Persulit Akses dan Pinggirkan UMKM, Warga Tolak Pemasangan Pagar Besi di Sekitar Exit Tol Banyurejo 

Delima Purnamasari • Dipublikasikan Minggu, 16 Agustus 2026 | 14:48 WIB
Warga demo di Exit Tol Banyurejo menolak pemasangan pagar besi, Minggu (16/8) - Delima Purnamasari/Radar Jogja
Warga demo di Exit Tol Banyurejo menolak pemasangan pagar besi, Minggu (16/8) - Delima Purnamasari/Radar Jogja

SLEMAN - Sejumlah warga melakukan aksi demonstrasi di Exit Tol Banyurejo, Kalurahan Tambakrejo, Kapanewon Tempel, Kabupaten Sleman pada Minggu (16/8) pagi.

 Mereka membawa sejumlah spanduk protes dengan berbagai tulisan, seperti "Exit tol Dibangun Harus Menghidupkan Ekonomi Kami," lalu "Portal Besi di Exit Tol Mematikan UMKM Kami", hingga "Exit Tol Dibangun Jangan Mematikan Akses Petani dan Masyarakat."

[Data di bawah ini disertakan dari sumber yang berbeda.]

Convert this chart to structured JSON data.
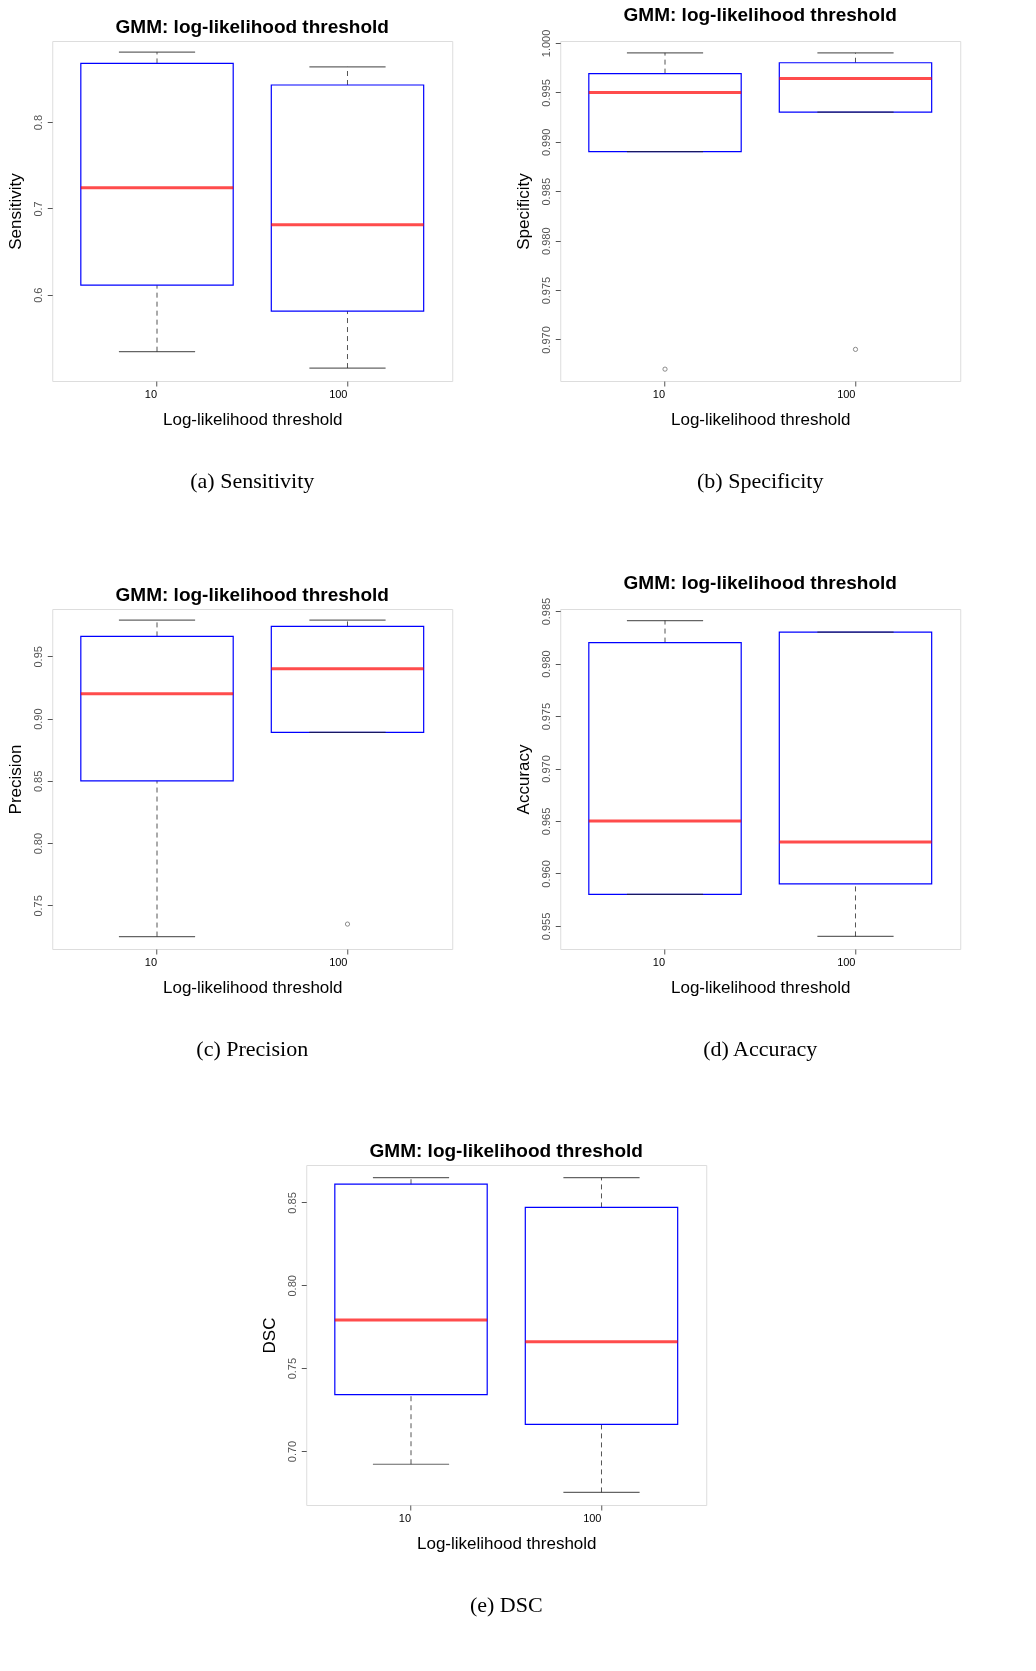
{
  "chart_data": [
    {
      "type": "box",
      "title": "GMM: log-likelihood threshold",
      "xlabel": "Log-likelihood threshold",
      "ylabel": "Sensitivity",
      "categories": [
        "10",
        "100"
      ],
      "series": [
        {
          "boxes": [
            {
              "low": 0.534,
              "q1": 0.611,
              "median": 0.724,
              "q3": 0.868,
              "high": 0.881
            },
            {
              "low": 0.515,
              "q1": 0.581,
              "median": 0.681,
              "q3": 0.843,
              "high": 0.864
            }
          ]
        }
      ],
      "ylim": [
        0.5,
        0.894
      ],
      "yticks": [
        0.6,
        0.7,
        0.8
      ],
      "grid": false,
      "annotations": [
        "(a) Sensitivity"
      ]
    },
    {
      "type": "box",
      "title": "GMM: log-likelihood threshold",
      "xlabel": "Log-likelihood threshold",
      "ylabel": "Specificity",
      "categories": [
        "10",
        "100"
      ],
      "series": [
        {
          "boxes": [
            {
              "low": 0.989,
              "q1": 0.989,
              "median": 0.995,
              "q3": 0.9969,
              "high": 0.999,
              "outliers": [
                0.967
              ]
            },
            {
              "low": 0.993,
              "q1": 0.993,
              "median": 0.9964,
              "q3": 0.998,
              "high": 0.999,
              "outliers": [
                0.969
              ]
            }
          ]
        }
      ],
      "ylim": [
        0.9658,
        1.0002
      ],
      "yticks": [
        {
          "value": 0.97,
          "label": "0.970"
        },
        0.975,
        {
          "value": 0.98,
          "label": "0.980"
        },
        0.985,
        {
          "value": 0.99,
          "label": "0.990"
        },
        0.995,
        {
          "value": 1.0,
          "label": "1.000"
        }
      ],
      "grid": false,
      "annotations": [
        "(b) Specificity"
      ]
    },
    {
      "type": "box",
      "title": "GMM: log-likelihood threshold",
      "xlabel": "Log-likelihood threshold",
      "ylabel": "Precision",
      "categories": [
        "10",
        "100"
      ],
      "series": [
        {
          "boxes": [
            {
              "low": 0.725,
              "q1": 0.85,
              "median": 0.92,
              "q3": 0.966,
              "high": 0.979
            },
            {
              "low": 0.889,
              "q1": 0.889,
              "median": 0.94,
              "q3": 0.974,
              "high": 0.979,
              "outliers": [
                0.735
              ]
            }
          ]
        }
      ],
      "ylim": [
        0.715,
        0.988
      ],
      "yticks": [
        0.75,
        {
          "value": 0.8,
          "label": "0.80"
        },
        0.85,
        {
          "value": 0.9,
          "label": "0.90"
        },
        0.95
      ],
      "grid": false,
      "annotations": [
        "(c) Precision"
      ]
    },
    {
      "type": "box",
      "title": "GMM: log-likelihood threshold",
      "xlabel": "Log-likelihood threshold",
      "ylabel": "Accuracy",
      "categories": [
        "10",
        "100"
      ],
      "series": [
        {
          "boxes": [
            {
              "low": 0.958,
              "q1": 0.958,
              "median": 0.965,
              "q3": 0.982,
              "high": 0.9841
            },
            {
              "low": 0.954,
              "q1": 0.959,
              "median": 0.963,
              "q3": 0.983,
              "high": 0.983
            }
          ]
        }
      ],
      "ylim": [
        0.9528,
        0.9852
      ],
      "yticks": [
        0.955,
        {
          "value": 0.96,
          "label": "0.960"
        },
        0.965,
        {
          "value": 0.97,
          "label": "0.970"
        },
        0.975,
        {
          "value": 0.98,
          "label": "0.980"
        },
        0.985
      ],
      "grid": false,
      "annotations": [
        "(d) Accuracy"
      ]
    },
    {
      "type": "box",
      "title": "GMM: log-likelihood threshold",
      "xlabel": "Log-likelihood threshold",
      "ylabel": "DSC",
      "categories": [
        "10",
        "100"
      ],
      "series": [
        {
          "boxes": [
            {
              "low": 0.692,
              "q1": 0.734,
              "median": 0.779,
              "q3": 0.861,
              "high": 0.865
            },
            {
              "low": 0.675,
              "q1": 0.716,
              "median": 0.766,
              "q3": 0.847,
              "high": 0.865
            }
          ]
        }
      ],
      "ylim": [
        0.6674,
        0.8726
      ],
      "yticks": [
        {
          "value": 0.7,
          "label": "0.70"
        },
        0.75,
        {
          "value": 0.8,
          "label": "0.80"
        },
        0.85
      ],
      "grid": false,
      "annotations": [
        "(e) DSC"
      ]
    }
  ]
}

Penanggung Jawab Aksi, Agus Wintolo menjelaskan, aksi ini diselenggarakan dalam rangka menolak pemasangan pagar besi di ruas jalan provinsi di depan exit tol sepanjang sekitar satu kilometer.

Dia memaklumi jika pagar dipasang di ramp off atau area keluar kendaraan dari exit tol, tetapi mempertanyakan jika sampai dipasang di sepanjang kanan dan kiri pintu tol. 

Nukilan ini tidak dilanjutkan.